Projekte

GefaS – Gesundheitsfachkräfte an Schulen

Heutige Gesundheitssysteme stellen Menschen vor die Herausforderung, Entscheidungen bezüglich ihrer Gesundheit zu treffen. Von hoher Relevanz ist in diesem Zusammenhang das Wissen, die Motivation und die Kompetenzen auf entsprechende Informationen zuzugreifen, sie zu verstehen, einzuschätzen und anzuwenden. Das dahinter stehende Konzept wird als Gesundheitskompetenz definiert und ist die Voraussetzung, um gesundheitsbezogene Entscheidungen bezüglich einer angemessenen Versorgung zu treffen. Die Gesundheitskompetenz ist somit auch ein wichtiger Prädiktor für den Gesundheitszustand eines Menschen. In Deutschland hat mehr als jede zweite Person Schwierigkeiten, gesundheitsbezogene Informationen zu verstehen. Hierbei zeigt sich ein Zusammenhang zwischen eingeschränkter Gesundheitskompetenz und niedrigem Sozialstatus.
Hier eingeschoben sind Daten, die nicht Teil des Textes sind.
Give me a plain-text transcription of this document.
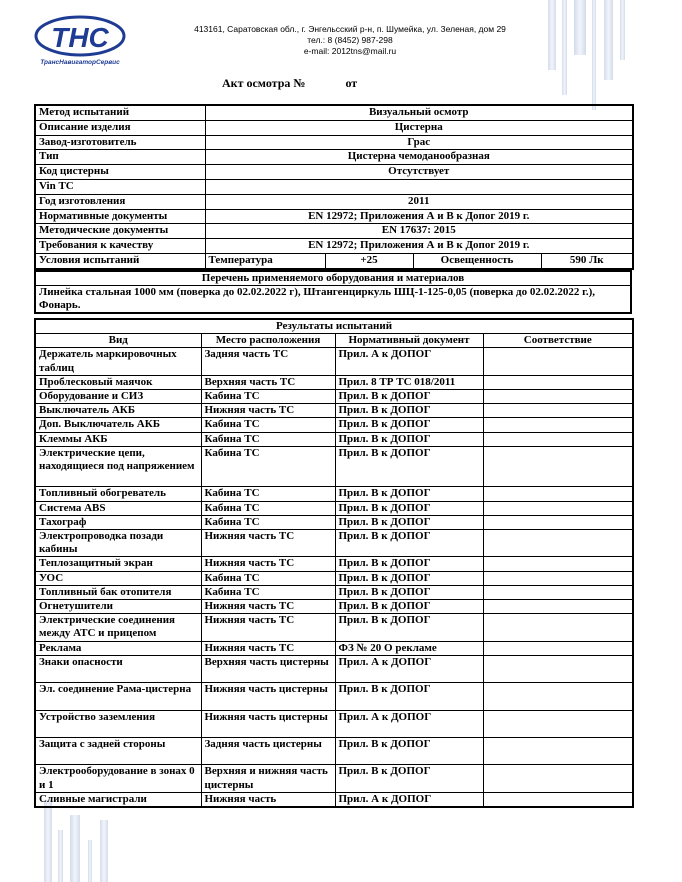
ТНС
ТрансНавигаторСервис
413161, Саратовская обл., г. Энгельсский р-н, п. Шумейка, ул. Зеленая, дом 29
тел.: 8 (8452) 987-298
e-mail: 2012tns@mail.ru
Акт осмотра №	от
Метод испытаний	Визуальный осмотр			
Описание изделия	Цистерна			
Завод-изготовитель	Грас			
Тип	Цистерна чемоданообразная			
Код цистерны	Отсутствует			
Vin ТС				
Год изготовления	2011			
Нормативные документы	EN 12972; Приложения А и В к Допог 2019 г.			
Методические документы	EN 17637: 2015			
Требования к качеству	EN 12972; Приложения А и В к Допог 2019 г.			
Условия испытаний	Температура	+25	Освещенность	590 Лк
Перечень применяемого оборудования и материалов
Линейка стальная 1000 мм (поверка до 02.02.2022 г), Штангенциркуль ШЦ-1-125-0,05 (поверка до 02.02.2022 г.), Фонарь.
Результаты испытаний			
Вид	Место расположения	Нормативный документ	Соответствие
Держатель маркировочных таблиц	Задняя часть ТС	Прил. А к ДОПОГ	
Проблесковый маячок	Верхняя часть ТС	Прил. 8 ТР ТС 018/2011	
Оборудование и СИЗ	Кабина ТС	Прил. В к ДОПОГ	
Выключатель АКБ	Нижняя часть ТС	Прил. В к ДОПОГ	
Доп. Выключатель АКБ	Кабина ТС	Прил. В к ДОПОГ	
Клеммы АКБ	Кабина ТС	Прил. В к ДОПОГ	
Электрические цепи, находящиеся под напряжением	Кабина ТС	Прил. В к ДОПОГ	
Топливный обогреватель	Кабина ТС	Прил. В к ДОПОГ	
Система ABS	Кабина ТС	Прил. В к ДОПОГ	
Тахограф	Кабина ТС	Прил. В к ДОПОГ	
Электропроводка позади кабины	Нижняя часть ТС	Прил. В к ДОПОГ	
Теплозащитный экран	Нижняя часть ТС	Прил. В к ДОПОГ	
УОС	Кабина ТС	Прил. В к ДОПОГ	
Топливный бак отопителя	Кабина ТС	Прил. В к ДОПОГ	
Огнетушители	Нижняя часть ТС	Прил. В к ДОПОГ	
Электрические соединения между АТС и прицепом	Нижняя часть ТС	Прил. В к ДОПОГ	
Реклама	Нижняя часть ТС	ФЗ № 20 О рекламе	
Знаки опасности	Верхняя часть цистерны	Прил. А к ДОПОГ	
Эл. соединение Рама-цистерна	Нижняя часть цистерны	Прил. В к ДОПОГ	
Устройство заземления	Нижняя часть цистерны	Прил. А к ДОПОГ	
Защита с задней стороны	Задняя часть цистерны	Прил. В к ДОПОГ	
Электрооборудование в зонах 0 и 1	Верхняя и нижняя часть цистерны	Прил. В к ДОПОГ	
Сливные магистрали	Нижняя часть	Прил. А к ДОПОГ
Bremen und Bremerhaven stellen relevante Standorte zur Etablierung von Maßnahmen zur Förderung der Gesundheitskompetenz dar. In einigen Stadtteilen zeigen sich Ungleichheiten in den Lebensbedingungen sowie hinsichtlich Gesundheits- und Bildungschancen. Um diesen entgegenzuwirken wird an Bremer und Bremerhavener Grundschulen seit einiger Zeit das Projekt „Gesundheitsfachkräfte an Schulen (GefaS)“ durchgeführt.Die Ziele des laufenden Projektes umfassen: Stärkung der Gesundheitsressourcen von Schüler*innen, Lehrkräften und Eltern; Schaffung einer gesundheitsfördernden Schulumgebung; Verstärkte Öffnung der Schule zu gesundheitsbezogenen Angeboten im Stadtteil; Auf- und Ausbau von Netzwerkstrukturen.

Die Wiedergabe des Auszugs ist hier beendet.